People, especially players change their minds! Depending on the circumstances and time elapsed, your players might have decided that they want to play completely different characters, or they might want to play a completely different style of game. I do not advocate that as a GM you scrap all of your hard work because one player has changed their mind, but it is important to take those desires into consideration. You have to remember that in your game, the one thing that your player has control over is the actions of their characters. In some systems, players are given the opportunity to actually take control of the entire game, but in our case, type of character and character actions are the only control measures the players have. If you as a GM take these control measures away from your player then you back them into a corner, and we all know what a wild player backed into a corner tends to do… To keep from backing your players into a corner, do a final “safety” check and ensure that none of your players have changed their minds in such a drastic manor that the entire game will be thrown off. If this is the case, pull that player aside and negotiate an amicable settlement. This should be done before the character creation session to avoid conflict that will halt the creation process. I’m not saying there shouldn’t be a little conflict or discussion during the creation session, but it all has to be managed. GM sometimes stands for Game Moderator.

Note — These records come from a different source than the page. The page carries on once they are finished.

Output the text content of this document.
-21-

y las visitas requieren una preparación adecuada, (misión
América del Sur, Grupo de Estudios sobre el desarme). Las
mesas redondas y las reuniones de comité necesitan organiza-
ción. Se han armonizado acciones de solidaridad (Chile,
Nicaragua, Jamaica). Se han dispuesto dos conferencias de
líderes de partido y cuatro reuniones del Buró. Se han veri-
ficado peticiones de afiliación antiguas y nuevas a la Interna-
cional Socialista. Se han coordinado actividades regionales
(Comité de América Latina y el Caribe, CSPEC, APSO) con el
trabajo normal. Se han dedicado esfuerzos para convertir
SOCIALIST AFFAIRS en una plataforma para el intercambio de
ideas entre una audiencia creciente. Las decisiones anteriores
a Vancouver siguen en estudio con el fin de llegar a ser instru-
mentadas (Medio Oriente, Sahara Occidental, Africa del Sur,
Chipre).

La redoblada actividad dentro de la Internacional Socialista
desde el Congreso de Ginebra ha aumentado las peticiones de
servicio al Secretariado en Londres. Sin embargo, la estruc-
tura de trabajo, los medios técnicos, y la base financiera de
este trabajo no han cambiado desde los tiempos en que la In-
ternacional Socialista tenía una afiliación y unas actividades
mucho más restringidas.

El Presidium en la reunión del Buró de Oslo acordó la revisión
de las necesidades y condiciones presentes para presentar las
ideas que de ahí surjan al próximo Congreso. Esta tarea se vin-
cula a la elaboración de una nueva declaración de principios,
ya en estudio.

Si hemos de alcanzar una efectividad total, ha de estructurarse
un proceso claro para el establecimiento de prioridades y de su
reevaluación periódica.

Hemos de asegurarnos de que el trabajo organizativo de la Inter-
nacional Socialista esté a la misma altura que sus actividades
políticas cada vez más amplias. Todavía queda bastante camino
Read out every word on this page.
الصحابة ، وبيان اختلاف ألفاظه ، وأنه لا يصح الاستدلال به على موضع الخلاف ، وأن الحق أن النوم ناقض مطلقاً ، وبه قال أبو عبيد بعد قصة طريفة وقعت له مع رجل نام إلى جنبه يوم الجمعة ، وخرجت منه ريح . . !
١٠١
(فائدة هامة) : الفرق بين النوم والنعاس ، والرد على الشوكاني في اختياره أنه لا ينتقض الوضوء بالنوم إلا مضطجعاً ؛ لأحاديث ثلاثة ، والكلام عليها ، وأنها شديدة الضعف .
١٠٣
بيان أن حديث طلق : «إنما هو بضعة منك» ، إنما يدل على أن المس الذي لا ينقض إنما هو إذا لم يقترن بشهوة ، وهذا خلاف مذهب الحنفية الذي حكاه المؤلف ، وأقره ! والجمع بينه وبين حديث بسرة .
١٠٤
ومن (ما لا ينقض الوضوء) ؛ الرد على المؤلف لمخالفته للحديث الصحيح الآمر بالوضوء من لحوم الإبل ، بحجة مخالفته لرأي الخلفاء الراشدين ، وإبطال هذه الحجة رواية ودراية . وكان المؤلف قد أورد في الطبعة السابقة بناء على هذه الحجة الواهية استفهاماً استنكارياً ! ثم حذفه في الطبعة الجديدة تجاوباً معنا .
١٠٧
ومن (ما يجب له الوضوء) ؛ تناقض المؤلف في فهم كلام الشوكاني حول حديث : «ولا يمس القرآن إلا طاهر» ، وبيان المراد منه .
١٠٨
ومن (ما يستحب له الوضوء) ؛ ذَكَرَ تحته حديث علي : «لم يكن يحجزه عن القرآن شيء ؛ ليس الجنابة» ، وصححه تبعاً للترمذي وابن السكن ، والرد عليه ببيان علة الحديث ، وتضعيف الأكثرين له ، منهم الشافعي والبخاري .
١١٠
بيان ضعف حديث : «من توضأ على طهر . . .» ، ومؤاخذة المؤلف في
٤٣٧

After you have done your final “safety” check and made any necessary revisions to your notes, and possibly your game, you should have a good understanding of what your players are going to bring to the creation table. Having an understanding of what the players are thinking before the first session is great because it allows you as the GM to formulate some questions for the players as they develop their characters. Looking back at your players’ desires and conducting that final “safety” check has the added benefit of reminding your players of just how important they are to the game, that their input is valued, and it creates buy-in. Most players I know are willing to adjust their style of play or make concessions if they understand the reasons behind them. If you have a player that won’t buy-in to the overall concept, bribe them by making a few minor concessions of your own.

In next week’s installment, I will look at the type of game the player wanted, the type of game the GM has designed, and how that can affect the character creation process. Remember your “safety” checks and try to minimize player dissatisfaction and GM frustration during the character creation process.